ETF Trends CEO Tom Lydon discussed the T. Rowe Price Equity Income ETF (TEQI) on this week’s “ETF of the Week” podcast with Chuck Jaffe on the MoneyLife Show.
TEQI Invests at least 80% of its net assets in common stocks, with an emphasis on large-capitalization stocks that have a strong track record of paying dividends or that are believed to be undervalued. For more information regarding the risks of the Fund, see the risk section below.
With equity markets at record highs, investors can consider an active investment approach to add value to a diversified portfolio.
Investing in an Ongoing Bull Market
It is important to acknowledge that a large uptick in earnings during 2021 is already somewhat priced into equity prices. Long-term growth in earnings and cash flow drive stockholder returns. Sustainable double-digit earnings and cash flow growth are rare and are often underappreciated by the market, with only 1 in 3 companies growing sustainably at 10%+ and only 1 in 5 companies growing sustainably at 15%+.
Capitalizing on differences between cyclical and secular growth is essential to successful growth investing. Robust fundamental research is key to identifying long-term winners. A strong management team and thoughtful capital allocation have historically been able to combine to exploit secular trends and bridge cyclical difficulty. Consequently, investors may find that active management could be critical to investing on the right side of change.
Dividends can as an alternative income stream in a lower-for-longer yield environment. For TEQI, the ETF typically focuses on value stocks with above-average yields. Low-interest rates – the scenario income investors are contending with today – are usually seen as beneficial to high-dividend names.
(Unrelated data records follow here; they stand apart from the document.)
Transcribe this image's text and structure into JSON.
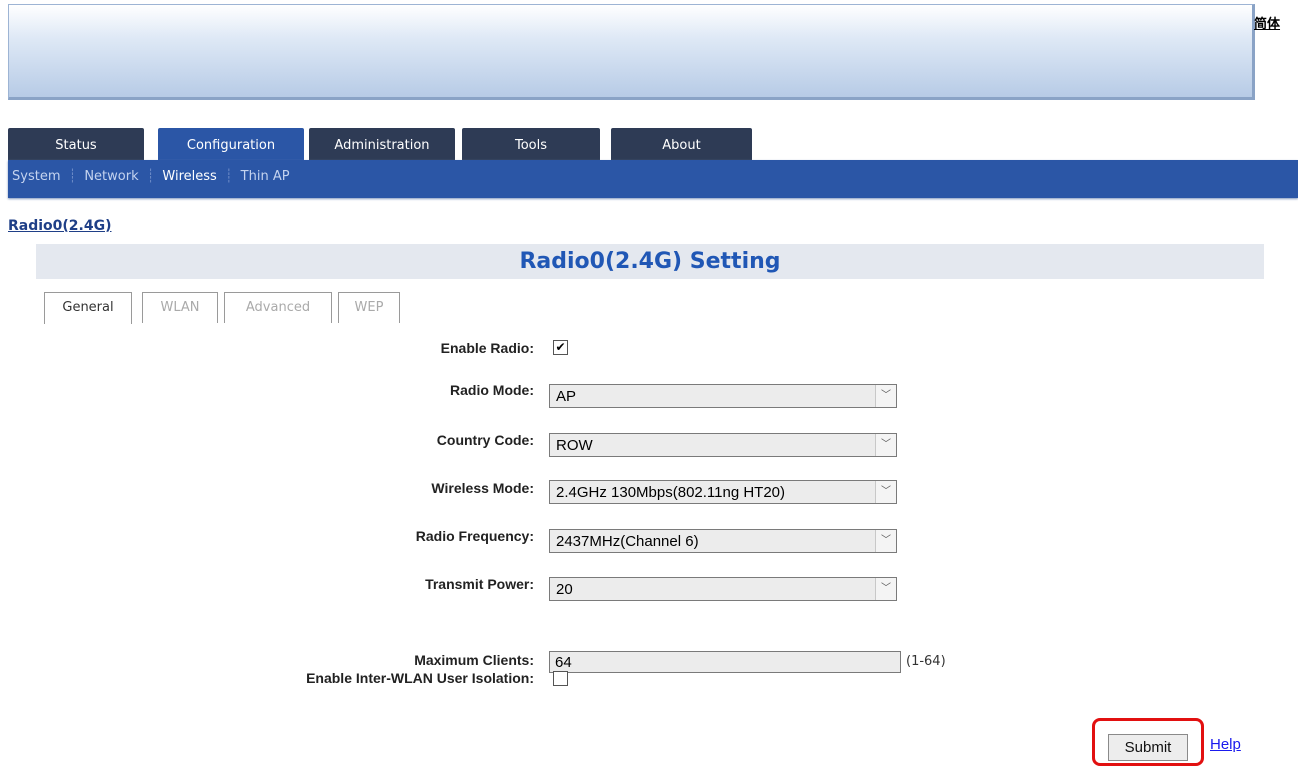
{
  "header": {
    "lang_link": "简体"
  },
  "main_tabs": [
    {
      "label": "Status"
    },
    {
      "label": "Configuration"
    },
    {
      "label": "Administration"
    },
    {
      "label": "Tools"
    },
    {
      "label": "About"
    }
  ],
  "subnav": [
    {
      "label": "System"
    },
    {
      "label": "Network"
    },
    {
      "label": "Wireless"
    },
    {
      "label": "Thin AP"
    }
  ],
  "breadcrumb": "Radio0(2.4G)",
  "section_title": "Radio0(2.4G) Setting",
  "sub_tabs": [
    {
      "label": "General"
    },
    {
      "label": "WLAN"
    },
    {
      "label": "Advanced"
    },
    {
      "label": "WEP"
    }
  ],
  "form": {
    "enable_radio": {
      "label": "Enable Radio:",
      "checked": true
    },
    "radio_mode": {
      "label": "Radio Mode:",
      "value": "AP"
    },
    "country_code": {
      "label": "Country Code:",
      "value": "ROW"
    },
    "wireless_mode": {
      "label": "Wireless Mode:",
      "value": "2.4GHz 130Mbps(802.11ng HT20)"
    },
    "radio_frequency": {
      "label": "Radio Frequency:",
      "value": "2437MHz(Channel 6)"
    },
    "transmit_power": {
      "label": "Transmit Power:",
      "value": "20"
    },
    "max_clients": {
      "label": "Maximum Clients:",
      "value": "64",
      "hint": "(1-64)"
    },
    "isolation": {
      "label": "Enable Inter-WLAN User Isolation:",
      "checked": false
    }
  },
  "actions": {
    "submit": "Submit",
    "help": "Help"
  },
  "colors": {
    "nav_dark": "#2e3b55",
    "nav_blue": "#2b56a6",
    "title_blue": "#2057b5",
    "highlight_red": "#e21010"
  },
  "icons": {
    "checked": "check-mark",
    "dropdown": "chevron-down-icon"
  }
}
Another point in favor of TEQI is that inflation is conducive to the upside for higher-yielding stocks. Inflation may be hurting the broader market, but it also indicates that stocks paying high dividends can perform well. Dividend growth historically tops inflation. That’s an important point for investors considering TEQI because many passive funds are one or the other: dedicated to payout growth or above-average dividends.
Some companies with big yields are financially burdened by those payouts and primed for cuts and suspensions. Active funds can avoid those names, while index strategies often wait to boot offenders.
Globally, payouts are expected to increase this year following a rough 2020. Some recent forecasts suggest markets may underestimating the extent to which domestic payouts grow this year and in 2022.
Semi-transparent active ETFs keep the same roles and workflow as transparent ETFs but provide different information to ensure efficient trading. Specifically, the T. Rowe Price Active ETFs come with a type of “proxy basket” where an Authorized Participant work through a proxy basket of securities with the ETF provider to create and redeem shares as a way to protect the particular investment strategy of the active managers.
T. Rowe Price ETFs leverage the benefits of the ETF structure while still maintaining their established investment process to protect trading information and existing shareholders. The active ETF process not make any major changes to the existing ETF ecosystem. Transparency exists for liquidity providers to provide efficient trading of the ETFs and protect investors – this requires accurate pricing information but not full daily holdings.